British makeup artist Pat McGrath has been called the fashion world’s most important makeup artist. She rose to prominence in the early 1990s and has since collaborated with a number of top brands and photographers, including Steven Meisel and Christian Dior, for whom she has crafted runway beauty looks for many seasons. Proctor and Gamble called on her expertise in 2004 and named her the creative design director for its cosmetics lines, including CoverGirl and Max Factor.
In 2017, following her longtime friend and collaborator Edward Enninful ’s appointment as editor in chief of British Vogue, she was announced as the magazine’s beauty editor-at-large. She has predominantly worked with labels like Jil Sander , Prada , Armani, and John Galliano as well as overseeing runway beauty for brands Prada and Miu Miu for a decade. In 1999, she designed Giorgio Armani ’s beauty line—the designer said he was “struck by the way she interpreted colour and by her ideas about beauty and femininity,” as he told Vogue.
Despite having to create unique beauty looks for upwards of 35 runway shows a season, McGrath remains inspired by the process, telling British Vogue, “I’m influenced a lot by the fabrics I see, the colours that are in the collections and the girl's faces.
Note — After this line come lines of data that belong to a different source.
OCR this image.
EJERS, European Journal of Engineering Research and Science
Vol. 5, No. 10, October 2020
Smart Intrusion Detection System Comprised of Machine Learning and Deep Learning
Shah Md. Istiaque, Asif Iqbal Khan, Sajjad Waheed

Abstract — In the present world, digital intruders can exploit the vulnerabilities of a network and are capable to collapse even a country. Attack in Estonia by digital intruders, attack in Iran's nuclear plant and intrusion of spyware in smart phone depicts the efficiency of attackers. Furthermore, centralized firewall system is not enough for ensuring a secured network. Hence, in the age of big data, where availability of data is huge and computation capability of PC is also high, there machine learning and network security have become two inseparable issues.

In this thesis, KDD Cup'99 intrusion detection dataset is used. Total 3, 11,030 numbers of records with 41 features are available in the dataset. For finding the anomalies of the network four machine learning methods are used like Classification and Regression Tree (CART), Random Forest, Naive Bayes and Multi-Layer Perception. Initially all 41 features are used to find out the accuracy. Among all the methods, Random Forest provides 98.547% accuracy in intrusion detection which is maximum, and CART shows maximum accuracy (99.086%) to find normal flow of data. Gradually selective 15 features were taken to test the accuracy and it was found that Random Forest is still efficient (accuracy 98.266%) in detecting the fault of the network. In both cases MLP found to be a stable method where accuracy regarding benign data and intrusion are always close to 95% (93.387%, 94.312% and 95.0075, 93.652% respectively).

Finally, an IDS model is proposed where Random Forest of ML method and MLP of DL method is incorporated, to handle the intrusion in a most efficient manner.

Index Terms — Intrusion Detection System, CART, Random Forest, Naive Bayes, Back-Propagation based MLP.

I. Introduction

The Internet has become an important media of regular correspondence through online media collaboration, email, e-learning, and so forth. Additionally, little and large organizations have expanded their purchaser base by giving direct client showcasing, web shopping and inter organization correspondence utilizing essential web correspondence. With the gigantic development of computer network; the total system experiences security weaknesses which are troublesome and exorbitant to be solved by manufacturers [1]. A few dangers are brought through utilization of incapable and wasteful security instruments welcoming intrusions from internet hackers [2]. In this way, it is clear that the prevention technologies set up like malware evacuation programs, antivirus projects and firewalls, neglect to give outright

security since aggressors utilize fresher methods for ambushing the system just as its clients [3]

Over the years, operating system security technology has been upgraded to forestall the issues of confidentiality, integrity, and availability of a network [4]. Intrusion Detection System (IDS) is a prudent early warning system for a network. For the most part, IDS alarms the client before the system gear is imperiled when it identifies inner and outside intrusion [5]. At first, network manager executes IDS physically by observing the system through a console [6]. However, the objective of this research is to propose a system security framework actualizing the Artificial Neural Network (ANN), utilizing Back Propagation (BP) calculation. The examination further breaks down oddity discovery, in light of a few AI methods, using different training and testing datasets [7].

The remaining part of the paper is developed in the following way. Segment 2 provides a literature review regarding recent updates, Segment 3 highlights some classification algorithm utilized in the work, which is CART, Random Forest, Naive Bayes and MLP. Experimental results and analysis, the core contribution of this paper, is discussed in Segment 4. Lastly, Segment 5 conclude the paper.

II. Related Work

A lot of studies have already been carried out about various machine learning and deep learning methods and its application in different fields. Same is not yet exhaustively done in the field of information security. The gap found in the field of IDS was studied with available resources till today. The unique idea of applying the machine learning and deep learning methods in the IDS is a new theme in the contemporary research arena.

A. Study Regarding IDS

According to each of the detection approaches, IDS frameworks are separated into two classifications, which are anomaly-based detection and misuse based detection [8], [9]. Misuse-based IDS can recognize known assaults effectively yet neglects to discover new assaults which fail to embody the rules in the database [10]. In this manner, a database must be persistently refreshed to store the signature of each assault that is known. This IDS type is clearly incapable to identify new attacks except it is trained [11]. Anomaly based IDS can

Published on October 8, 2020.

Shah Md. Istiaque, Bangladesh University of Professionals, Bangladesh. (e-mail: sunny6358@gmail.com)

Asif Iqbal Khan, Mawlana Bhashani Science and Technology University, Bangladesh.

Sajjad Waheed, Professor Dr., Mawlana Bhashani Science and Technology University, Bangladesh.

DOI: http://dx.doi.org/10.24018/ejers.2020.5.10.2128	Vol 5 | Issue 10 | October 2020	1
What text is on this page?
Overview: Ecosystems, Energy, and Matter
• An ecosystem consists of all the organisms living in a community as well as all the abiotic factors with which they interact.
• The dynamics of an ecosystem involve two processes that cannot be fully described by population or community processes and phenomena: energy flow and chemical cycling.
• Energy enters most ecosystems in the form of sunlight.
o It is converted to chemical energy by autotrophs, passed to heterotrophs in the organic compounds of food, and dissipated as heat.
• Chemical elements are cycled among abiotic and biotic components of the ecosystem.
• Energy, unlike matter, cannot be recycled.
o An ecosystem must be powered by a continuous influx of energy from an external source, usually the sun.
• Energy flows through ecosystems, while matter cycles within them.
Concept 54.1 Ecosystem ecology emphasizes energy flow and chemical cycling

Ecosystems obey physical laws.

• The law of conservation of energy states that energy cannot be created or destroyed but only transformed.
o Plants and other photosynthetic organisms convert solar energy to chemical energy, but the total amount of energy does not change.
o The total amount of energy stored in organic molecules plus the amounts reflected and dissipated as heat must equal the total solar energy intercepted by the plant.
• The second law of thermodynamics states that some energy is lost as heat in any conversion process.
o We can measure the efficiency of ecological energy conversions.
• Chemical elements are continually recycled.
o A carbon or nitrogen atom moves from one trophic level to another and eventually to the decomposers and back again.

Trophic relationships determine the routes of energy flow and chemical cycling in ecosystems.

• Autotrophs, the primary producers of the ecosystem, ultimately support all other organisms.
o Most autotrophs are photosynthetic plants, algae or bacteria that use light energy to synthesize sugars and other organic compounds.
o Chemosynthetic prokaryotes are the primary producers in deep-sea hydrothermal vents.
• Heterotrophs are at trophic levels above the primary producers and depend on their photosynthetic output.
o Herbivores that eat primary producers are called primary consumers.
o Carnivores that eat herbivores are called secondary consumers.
It's always a challenge but that's the key - to make it different every time.”
Similarly, her wide range and seemingly boundless creativity has also lent her staying power. Enninful has praised her for her versatility and ability to do looks that range from couture to club kid scene. She is known for her ability to weave a dreamy, fantastical atmosphere into photoshoots and advertising campaigns, and for showing up with up to 20 boxes with which to work her magic.
Born and raised in Northampton, England, McGrath credits her Jamaican mother Jean for introducing her to the world of hair, makeup, and fashion. “She trained me, basically, to do the shows, right there... look at the pattern, check the fabrics, look for the make-up and begin,” she told journalist Sarah Mower in British Vogue in 2007. Time magazine also reported that McGrath’s mother would mix the pigments for her own makeup, as there were few options for dark skin at the time.
She has never been formally trained in fashion or makeup artistry, having only completed a foundation course in art at Northampton College. Her breakthrough came in the early 1990s, when she worked with Enninful, then fashion director of i-D magazine, on shoots for the youth magazine, working fluidly with her hands (she prefers them to brushes) and her keen eye for bold hues. McGrath has also developed a reputation for material experimentation, often attaching petals, feathers, pearls, and other ornaments on models.
In 2017, after releasing six limited-release collections, McGrath launched her first core range of makeup products including lipsticks, eyeshadow palettes and eye and lip pencils, which will be available all year round.